Thursday, Nov 5, 2020 · 4:01:32 AM +00:00 · Fffflats
They are deathly afraid of being exposed as afraid, which is why they’re endlessly posturing strength. They’re too afraid of their own fearfulness to begin recovery. They cannot take ownership of their defects, so their egos and selfishness drive their decision making.
This is excellent. I stole it. Thanks B12Love.
Friday, Nov 6, 2020 · 6:55:35 PM +00:00 · Fffflats
I omitted this next one previously as I don’t see application to it outside of aviation. Since I just went on a flight and really enjoyed myself, I changed my mind. I’m adding it. Still can’t think of applications, however.
Hug the canopy, stiff-arm the butt vector; warning, reversals turn canopy into butt vector.

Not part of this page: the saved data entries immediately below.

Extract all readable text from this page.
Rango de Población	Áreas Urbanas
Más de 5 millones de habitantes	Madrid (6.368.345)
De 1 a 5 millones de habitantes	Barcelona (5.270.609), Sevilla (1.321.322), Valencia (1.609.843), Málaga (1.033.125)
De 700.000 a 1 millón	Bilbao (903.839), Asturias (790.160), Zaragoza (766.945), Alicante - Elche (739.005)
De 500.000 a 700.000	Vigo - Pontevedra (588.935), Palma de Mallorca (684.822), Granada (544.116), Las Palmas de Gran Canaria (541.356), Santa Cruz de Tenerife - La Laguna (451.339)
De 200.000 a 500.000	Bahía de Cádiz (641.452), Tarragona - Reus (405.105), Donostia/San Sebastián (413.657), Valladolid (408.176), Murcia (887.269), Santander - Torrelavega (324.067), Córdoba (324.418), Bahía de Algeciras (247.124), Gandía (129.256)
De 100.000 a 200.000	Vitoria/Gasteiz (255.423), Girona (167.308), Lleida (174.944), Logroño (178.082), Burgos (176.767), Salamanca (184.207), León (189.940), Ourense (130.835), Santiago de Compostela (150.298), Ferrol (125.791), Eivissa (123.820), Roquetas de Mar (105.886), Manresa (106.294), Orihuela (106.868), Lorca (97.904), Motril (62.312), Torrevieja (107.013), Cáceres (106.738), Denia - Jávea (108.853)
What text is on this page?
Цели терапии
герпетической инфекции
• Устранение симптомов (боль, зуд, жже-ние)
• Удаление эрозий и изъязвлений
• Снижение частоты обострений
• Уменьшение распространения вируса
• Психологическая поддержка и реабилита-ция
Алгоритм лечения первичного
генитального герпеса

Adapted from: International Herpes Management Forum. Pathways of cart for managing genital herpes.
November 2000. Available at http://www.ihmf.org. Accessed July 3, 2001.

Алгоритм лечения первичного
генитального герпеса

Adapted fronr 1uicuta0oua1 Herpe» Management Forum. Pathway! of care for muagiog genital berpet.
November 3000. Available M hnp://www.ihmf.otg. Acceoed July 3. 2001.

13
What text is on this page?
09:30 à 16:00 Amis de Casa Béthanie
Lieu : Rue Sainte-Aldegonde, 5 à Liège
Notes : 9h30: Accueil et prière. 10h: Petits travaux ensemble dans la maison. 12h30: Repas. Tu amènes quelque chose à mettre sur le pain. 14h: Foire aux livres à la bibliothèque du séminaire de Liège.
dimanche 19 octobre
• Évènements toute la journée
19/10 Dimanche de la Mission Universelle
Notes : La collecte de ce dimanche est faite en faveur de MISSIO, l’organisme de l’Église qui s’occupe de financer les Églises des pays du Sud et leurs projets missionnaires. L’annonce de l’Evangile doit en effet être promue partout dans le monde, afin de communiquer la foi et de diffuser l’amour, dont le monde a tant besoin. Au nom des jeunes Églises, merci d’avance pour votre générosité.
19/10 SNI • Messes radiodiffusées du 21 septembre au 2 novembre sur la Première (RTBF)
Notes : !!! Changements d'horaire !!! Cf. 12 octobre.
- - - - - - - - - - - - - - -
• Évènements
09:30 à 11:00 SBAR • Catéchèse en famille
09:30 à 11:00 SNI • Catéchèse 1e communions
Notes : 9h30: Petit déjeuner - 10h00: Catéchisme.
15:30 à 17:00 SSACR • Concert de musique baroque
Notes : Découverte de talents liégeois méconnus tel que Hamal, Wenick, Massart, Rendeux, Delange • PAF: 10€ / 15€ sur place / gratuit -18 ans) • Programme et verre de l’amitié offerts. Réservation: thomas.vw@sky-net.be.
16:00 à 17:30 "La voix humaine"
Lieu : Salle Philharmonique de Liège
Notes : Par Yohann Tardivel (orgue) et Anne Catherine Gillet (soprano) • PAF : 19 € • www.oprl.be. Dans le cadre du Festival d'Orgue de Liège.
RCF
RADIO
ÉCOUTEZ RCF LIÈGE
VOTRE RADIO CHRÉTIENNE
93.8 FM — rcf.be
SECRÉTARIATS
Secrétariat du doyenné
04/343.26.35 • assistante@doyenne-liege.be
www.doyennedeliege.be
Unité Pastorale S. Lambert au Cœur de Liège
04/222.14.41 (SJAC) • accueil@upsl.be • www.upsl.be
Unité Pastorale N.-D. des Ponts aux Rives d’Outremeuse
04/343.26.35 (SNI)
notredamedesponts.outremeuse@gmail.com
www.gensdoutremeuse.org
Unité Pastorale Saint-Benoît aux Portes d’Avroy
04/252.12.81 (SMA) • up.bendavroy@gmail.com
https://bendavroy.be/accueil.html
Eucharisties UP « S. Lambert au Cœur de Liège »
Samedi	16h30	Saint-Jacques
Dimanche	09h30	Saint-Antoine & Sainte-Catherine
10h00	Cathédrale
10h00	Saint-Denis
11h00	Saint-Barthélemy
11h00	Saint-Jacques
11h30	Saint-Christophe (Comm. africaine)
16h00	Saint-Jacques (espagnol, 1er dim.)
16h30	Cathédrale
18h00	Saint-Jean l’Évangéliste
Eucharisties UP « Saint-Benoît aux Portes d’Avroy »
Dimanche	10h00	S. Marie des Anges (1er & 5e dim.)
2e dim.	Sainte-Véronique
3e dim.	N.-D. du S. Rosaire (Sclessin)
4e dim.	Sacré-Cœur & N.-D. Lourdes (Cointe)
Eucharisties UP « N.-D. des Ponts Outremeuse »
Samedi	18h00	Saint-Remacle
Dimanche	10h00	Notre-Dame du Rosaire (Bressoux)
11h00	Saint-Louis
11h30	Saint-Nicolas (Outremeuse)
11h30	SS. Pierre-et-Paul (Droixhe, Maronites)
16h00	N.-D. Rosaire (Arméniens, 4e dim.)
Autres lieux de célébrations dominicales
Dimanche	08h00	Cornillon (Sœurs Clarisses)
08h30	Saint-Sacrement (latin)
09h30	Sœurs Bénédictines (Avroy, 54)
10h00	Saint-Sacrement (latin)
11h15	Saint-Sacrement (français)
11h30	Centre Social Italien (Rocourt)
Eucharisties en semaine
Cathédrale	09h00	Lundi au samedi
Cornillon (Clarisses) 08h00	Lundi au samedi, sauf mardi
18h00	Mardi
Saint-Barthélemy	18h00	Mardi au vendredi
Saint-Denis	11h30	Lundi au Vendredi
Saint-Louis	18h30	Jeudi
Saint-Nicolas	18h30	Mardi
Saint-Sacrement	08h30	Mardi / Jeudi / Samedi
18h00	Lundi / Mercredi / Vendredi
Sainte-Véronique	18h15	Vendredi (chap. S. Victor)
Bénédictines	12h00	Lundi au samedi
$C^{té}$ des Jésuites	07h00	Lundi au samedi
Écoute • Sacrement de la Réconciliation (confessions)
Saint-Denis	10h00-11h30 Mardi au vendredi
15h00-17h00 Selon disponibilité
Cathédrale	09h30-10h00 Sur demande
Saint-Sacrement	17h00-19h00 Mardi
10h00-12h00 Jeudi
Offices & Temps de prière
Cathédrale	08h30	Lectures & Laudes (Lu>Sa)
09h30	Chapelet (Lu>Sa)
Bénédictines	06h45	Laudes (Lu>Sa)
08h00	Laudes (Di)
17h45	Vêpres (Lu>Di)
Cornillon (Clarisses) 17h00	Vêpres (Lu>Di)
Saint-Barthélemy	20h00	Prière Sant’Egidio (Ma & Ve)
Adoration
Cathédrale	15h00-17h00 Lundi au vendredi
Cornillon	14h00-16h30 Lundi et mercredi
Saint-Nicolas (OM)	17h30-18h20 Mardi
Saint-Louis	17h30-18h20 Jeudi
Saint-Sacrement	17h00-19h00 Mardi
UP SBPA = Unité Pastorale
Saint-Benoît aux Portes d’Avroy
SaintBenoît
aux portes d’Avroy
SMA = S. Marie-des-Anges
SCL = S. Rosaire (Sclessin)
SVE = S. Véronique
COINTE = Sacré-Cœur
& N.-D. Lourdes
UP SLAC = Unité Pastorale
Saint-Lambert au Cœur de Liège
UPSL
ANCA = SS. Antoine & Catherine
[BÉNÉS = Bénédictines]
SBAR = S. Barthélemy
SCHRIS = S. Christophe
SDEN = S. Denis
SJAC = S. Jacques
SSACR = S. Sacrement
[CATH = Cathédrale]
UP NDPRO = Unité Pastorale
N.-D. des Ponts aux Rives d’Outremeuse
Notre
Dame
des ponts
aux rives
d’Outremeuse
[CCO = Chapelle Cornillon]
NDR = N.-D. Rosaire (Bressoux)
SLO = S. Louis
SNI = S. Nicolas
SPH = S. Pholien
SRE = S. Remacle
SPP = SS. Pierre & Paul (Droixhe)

Sunday, Jul 11, 2021 · 4:52:59 AM +00:00 · Fffflats
As Tom Gilovich teaches us via Jonathan Haidt,
“The crucial insight here comes from psychologist Tom Gilovich at Cornell, who says that when we want to believe a proposition, we ask, ‘Can I believe it?’ — and we look only for evidence that the proposition might be true. If we find a single piece of evidence then we’re done. We stop. We have a reason we can trot out to support our belief. But if we don’t want to believe a proposition, we ask, ‘Must I believe it?’ — and we look for an escape hatch, a single reason why maybe, just maybe, the proposition is false.”